So far this year, Volvo sales are heading up. First-half results were 8.2 per cent better, at 277,641 cars. The percentage gain was mirrored in the UK, where we/you/someone bought 24,519 Volvos. China is up most, at 27.6 per cent, but the Volvo roll is going flat in the USA, down 7 per cent.

The twin turbo D5 engine in my test car is fitted with a compressed air injector which kick starts the vanes in the first turbo at low revs – giving faster response, quicker acceleration than the weaker D4. Its official 0-62mph time is a thrusty 7.2 seconds, combined with a rating of 51.4mpg, 144g CO2. Its torque of 354 lb ft is beaten only by the T8 Hybrid which manages a thumping 472 lb ft. There’s a muffled diesel chortle at low speed, otherwise, it’s a quiet engine.

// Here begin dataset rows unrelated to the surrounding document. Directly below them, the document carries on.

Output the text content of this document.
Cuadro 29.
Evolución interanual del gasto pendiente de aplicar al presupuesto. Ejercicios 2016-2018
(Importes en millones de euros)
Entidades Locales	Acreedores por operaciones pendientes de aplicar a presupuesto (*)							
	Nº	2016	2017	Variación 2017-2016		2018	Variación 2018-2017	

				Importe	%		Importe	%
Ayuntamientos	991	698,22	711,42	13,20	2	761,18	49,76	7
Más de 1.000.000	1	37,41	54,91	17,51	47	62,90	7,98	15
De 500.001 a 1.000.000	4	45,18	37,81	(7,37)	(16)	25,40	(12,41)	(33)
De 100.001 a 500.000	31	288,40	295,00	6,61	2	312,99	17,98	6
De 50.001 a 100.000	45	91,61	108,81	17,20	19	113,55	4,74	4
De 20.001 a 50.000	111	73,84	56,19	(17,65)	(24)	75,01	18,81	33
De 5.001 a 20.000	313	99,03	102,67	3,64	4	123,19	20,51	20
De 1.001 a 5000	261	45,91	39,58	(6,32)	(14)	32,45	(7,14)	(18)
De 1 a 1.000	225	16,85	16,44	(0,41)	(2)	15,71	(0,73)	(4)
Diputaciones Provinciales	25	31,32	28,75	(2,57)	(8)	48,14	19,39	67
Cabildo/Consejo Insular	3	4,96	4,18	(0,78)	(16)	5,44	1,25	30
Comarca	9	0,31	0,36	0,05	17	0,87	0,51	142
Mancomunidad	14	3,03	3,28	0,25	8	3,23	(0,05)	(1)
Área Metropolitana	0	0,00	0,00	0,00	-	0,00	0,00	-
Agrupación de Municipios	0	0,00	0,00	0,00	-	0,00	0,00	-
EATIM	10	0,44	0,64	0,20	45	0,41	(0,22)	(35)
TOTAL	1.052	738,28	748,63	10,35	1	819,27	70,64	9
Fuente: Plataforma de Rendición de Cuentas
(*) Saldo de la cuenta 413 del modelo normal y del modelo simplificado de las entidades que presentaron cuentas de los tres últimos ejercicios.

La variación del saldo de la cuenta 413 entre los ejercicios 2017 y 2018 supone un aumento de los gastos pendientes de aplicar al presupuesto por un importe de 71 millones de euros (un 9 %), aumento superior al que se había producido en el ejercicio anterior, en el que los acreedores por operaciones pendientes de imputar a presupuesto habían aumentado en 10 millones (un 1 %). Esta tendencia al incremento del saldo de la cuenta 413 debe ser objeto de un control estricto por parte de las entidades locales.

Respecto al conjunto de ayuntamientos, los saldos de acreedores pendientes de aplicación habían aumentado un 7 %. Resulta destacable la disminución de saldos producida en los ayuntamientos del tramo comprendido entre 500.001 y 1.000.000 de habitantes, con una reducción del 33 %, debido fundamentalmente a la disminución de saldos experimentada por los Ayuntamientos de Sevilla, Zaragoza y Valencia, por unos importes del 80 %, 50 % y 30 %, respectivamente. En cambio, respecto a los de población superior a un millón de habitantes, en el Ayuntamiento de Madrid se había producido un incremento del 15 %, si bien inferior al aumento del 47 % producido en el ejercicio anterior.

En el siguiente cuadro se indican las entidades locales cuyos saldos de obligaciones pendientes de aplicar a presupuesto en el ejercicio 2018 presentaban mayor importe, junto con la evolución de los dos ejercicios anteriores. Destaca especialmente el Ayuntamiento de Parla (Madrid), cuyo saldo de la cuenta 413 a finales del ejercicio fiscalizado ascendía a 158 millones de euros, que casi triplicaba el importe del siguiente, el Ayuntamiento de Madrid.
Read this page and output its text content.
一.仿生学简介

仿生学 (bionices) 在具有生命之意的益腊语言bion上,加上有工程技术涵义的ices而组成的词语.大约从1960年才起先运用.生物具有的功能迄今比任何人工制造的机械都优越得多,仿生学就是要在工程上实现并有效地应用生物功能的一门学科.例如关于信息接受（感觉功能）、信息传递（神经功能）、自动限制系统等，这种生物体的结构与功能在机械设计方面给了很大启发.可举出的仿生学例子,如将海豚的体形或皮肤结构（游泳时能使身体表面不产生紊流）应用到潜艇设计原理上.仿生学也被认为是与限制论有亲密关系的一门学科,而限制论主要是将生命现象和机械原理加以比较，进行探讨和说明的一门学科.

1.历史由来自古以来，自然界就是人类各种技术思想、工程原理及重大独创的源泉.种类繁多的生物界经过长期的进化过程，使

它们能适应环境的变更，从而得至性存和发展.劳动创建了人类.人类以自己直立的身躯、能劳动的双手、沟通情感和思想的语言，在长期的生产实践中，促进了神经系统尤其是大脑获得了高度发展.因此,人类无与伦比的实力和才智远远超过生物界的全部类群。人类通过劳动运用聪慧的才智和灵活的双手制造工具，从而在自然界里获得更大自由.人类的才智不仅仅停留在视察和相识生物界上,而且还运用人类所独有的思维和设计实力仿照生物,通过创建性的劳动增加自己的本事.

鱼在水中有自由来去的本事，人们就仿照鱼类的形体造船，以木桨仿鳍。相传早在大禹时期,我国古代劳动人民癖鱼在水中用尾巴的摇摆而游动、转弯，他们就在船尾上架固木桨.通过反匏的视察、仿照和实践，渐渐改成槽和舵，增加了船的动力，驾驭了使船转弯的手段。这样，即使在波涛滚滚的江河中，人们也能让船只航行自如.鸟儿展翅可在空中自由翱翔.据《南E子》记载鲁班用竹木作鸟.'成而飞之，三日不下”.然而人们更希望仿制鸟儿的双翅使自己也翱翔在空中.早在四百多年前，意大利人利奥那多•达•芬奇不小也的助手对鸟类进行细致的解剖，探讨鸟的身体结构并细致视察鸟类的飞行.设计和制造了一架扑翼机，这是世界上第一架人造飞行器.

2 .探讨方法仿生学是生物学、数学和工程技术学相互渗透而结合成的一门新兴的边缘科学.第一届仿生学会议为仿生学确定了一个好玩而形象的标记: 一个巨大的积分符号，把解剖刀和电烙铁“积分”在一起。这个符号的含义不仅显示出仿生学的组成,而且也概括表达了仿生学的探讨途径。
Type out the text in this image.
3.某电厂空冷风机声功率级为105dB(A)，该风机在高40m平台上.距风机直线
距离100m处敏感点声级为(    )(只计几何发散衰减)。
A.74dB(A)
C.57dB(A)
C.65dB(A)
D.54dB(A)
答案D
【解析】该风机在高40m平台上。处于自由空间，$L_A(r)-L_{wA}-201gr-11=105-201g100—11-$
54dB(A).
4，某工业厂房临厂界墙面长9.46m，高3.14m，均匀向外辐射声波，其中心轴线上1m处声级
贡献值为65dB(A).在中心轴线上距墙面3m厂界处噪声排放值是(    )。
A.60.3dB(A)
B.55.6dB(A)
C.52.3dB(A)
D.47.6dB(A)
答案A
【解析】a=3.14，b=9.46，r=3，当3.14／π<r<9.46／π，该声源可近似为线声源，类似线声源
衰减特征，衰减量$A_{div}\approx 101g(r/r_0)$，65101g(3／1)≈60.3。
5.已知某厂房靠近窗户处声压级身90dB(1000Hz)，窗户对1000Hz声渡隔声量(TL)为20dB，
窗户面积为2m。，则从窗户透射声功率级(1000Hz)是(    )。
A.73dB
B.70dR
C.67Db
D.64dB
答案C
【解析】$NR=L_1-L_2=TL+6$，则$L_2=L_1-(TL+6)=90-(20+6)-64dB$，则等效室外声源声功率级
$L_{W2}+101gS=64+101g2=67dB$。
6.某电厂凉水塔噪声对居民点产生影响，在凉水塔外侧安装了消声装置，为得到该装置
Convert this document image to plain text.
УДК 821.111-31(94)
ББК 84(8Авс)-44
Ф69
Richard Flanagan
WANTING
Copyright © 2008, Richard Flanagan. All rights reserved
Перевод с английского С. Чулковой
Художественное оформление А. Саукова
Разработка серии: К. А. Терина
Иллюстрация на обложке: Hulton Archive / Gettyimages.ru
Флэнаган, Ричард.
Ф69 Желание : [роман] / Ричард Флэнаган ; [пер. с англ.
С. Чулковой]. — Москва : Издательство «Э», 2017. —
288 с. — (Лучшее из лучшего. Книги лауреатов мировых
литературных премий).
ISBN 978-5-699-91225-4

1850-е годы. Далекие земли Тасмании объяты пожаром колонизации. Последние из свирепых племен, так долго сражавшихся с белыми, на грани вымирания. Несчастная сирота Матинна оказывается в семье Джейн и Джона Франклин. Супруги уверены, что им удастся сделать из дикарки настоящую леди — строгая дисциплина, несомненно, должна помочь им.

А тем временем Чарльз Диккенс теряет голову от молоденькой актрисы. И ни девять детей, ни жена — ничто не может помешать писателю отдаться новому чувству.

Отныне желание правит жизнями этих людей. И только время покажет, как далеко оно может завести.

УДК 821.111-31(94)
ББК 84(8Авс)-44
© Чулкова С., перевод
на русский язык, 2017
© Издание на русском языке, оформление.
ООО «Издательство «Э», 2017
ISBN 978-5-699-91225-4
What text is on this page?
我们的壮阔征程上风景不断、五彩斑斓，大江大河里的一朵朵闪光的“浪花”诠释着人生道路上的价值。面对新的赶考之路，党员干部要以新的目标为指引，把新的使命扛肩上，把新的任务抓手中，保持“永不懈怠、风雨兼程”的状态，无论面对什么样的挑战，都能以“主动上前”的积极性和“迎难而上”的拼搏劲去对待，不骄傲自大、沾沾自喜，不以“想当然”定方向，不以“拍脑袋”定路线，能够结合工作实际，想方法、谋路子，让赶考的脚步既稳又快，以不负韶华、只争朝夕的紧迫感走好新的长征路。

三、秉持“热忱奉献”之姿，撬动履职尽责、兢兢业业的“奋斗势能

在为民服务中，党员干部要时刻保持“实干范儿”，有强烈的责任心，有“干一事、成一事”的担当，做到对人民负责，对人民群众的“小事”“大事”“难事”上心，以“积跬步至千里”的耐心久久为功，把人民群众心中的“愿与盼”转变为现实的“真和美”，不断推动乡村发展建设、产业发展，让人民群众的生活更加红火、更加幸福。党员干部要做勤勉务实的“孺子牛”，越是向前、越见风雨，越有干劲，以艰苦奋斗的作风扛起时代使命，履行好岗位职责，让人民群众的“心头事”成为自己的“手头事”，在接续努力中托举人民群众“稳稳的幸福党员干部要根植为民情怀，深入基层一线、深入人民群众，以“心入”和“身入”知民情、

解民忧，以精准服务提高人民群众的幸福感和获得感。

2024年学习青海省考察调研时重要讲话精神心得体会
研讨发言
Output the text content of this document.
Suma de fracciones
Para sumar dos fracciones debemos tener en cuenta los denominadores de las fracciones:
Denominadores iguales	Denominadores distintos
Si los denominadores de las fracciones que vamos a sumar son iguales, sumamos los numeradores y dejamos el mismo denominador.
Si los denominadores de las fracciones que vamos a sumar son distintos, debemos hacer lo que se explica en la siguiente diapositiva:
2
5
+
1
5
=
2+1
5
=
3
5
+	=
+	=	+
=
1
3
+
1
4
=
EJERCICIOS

Common sense says that the D4 XC60 is “enough”. It has 295 lb ft of torque, a 0-62mph time of 8.4 seconds. The price hike to D5 is £3,200. You get a smoother engine – hard to tell from a German six-cylinder diesel. You get a D5 badge on the back, too. In passing, I saw a debadged Porsche Macan the other day, with a blank rear panel where it should say Porsche and Macan. It looked boring, dull. That’s what badges do to and for us.

Verdict: Keep the badges on your XC60. Be proud.